Mi resta, tuttavia, una perplessità. Io non spenderei mai 6000€ per dei piccoli diffusori se ho una stanza da 16 mq da destinare interamente all'impianto. Dei bei diffusori da pavimento ce li vedrei decisamente più idonei. Avrai fatto le tue valutazioni, immagino, ma il basso di un diffusore da pavimento è qualcosa alla quale non rinuncerei mai.
Non mancare di tenermi aggiornato!
Lucio Cadeddu
Salve Direttore.
Sempre complimenti per il lavoro che svolge sul sito.
La disturbavo per un consiglio relativo ad un eventuale acquisto di un nuovo finale da affiancare a quelli già presenti.
Alla attualità l'impianto è così configurato:
L'impianto mi soddisfa ma ha il limite della scarsa potenza dei Trends Audio (sala di mq.30 adeguatamente trattata acusticamente).
Ho trovato in rete un finale Linn Majik 5100 usato (5 canali) a circa 750 euro che non ho la possibilità di ascoltare e volevo provare ad utilizzarlo come alternativa ai Trends Audio sempre in configurazione biamplificazione orizzontale (utilizzando 4 dei suoi 5 finali).
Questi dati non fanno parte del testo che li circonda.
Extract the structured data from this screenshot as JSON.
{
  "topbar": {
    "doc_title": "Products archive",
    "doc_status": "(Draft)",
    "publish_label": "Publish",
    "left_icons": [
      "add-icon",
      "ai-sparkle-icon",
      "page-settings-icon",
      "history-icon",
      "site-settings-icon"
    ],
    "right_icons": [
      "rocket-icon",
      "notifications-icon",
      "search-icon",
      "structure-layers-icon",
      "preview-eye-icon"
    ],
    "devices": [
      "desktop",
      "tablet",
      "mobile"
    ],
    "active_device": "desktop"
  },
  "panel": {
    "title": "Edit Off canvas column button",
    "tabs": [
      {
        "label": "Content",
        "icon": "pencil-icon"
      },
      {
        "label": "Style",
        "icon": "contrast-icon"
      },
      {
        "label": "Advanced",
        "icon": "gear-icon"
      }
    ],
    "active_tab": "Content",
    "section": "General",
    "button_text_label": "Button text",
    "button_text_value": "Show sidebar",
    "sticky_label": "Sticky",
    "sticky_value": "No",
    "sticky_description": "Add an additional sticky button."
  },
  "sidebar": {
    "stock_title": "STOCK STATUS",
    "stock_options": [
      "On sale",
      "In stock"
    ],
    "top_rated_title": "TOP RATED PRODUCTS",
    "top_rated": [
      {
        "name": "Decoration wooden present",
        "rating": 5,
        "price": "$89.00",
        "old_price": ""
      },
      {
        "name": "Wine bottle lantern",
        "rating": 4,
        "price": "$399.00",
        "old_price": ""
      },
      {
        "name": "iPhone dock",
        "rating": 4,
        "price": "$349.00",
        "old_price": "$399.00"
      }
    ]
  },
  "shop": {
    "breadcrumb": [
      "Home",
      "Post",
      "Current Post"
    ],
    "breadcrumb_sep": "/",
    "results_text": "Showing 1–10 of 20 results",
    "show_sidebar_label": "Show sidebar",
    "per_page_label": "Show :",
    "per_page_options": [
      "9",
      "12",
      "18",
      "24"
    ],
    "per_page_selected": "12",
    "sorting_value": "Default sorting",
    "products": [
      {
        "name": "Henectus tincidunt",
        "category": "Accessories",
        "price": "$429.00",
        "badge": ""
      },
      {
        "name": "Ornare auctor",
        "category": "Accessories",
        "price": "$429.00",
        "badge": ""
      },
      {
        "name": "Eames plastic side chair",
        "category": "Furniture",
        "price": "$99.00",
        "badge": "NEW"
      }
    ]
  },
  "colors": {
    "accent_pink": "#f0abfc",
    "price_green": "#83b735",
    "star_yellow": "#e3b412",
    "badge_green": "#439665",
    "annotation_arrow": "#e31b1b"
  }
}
Non ho mai ascoltato il suono Linn ma ne ho sempre sentito parlare in modo molto positivo. Volevo chiederle che caratteristiche soniche hanno i Linn onde valutare un eventuale acquisto.
Grazie anticipatamente.
Anonimo - ml.molf (at) alice.it
Caro lettore,
il prezzo di quel finale Linn mi sembra molto invitante, e per quella cifra non è che trovi chissà quante alternative di pari qualità. Potresti optare per un semplice finale stereofonico di NuPrime, ad esempio, per stare nella stessa tipologia di prodotto. Non vedo ragione per complicarsi la vita con la biamplificazione passiva: troppi passaggi per il segnale e troppi cavi sparsi per la stanza. Starei su una semplice amplificazione stereofonica. Comunque sia, la decisione spetta a te. Di sicuro quel finale Linn suonerà bene, alla pari dei piccoli Trends, ma con molta più potenza, dinamica e impatto in basso. Forse i piccoli Trends conserveranno un po' della magia del TA2024 in gamma medio-alta, ma temo che il discorso si chiuda là. I tuoi diffusori di sicuro si esprimeranno al meglio se pilotati da un'amplificazione ben più generosa. I watt dei Trends sono belli ma, in certe applicazioni, decisamente troppo pochi!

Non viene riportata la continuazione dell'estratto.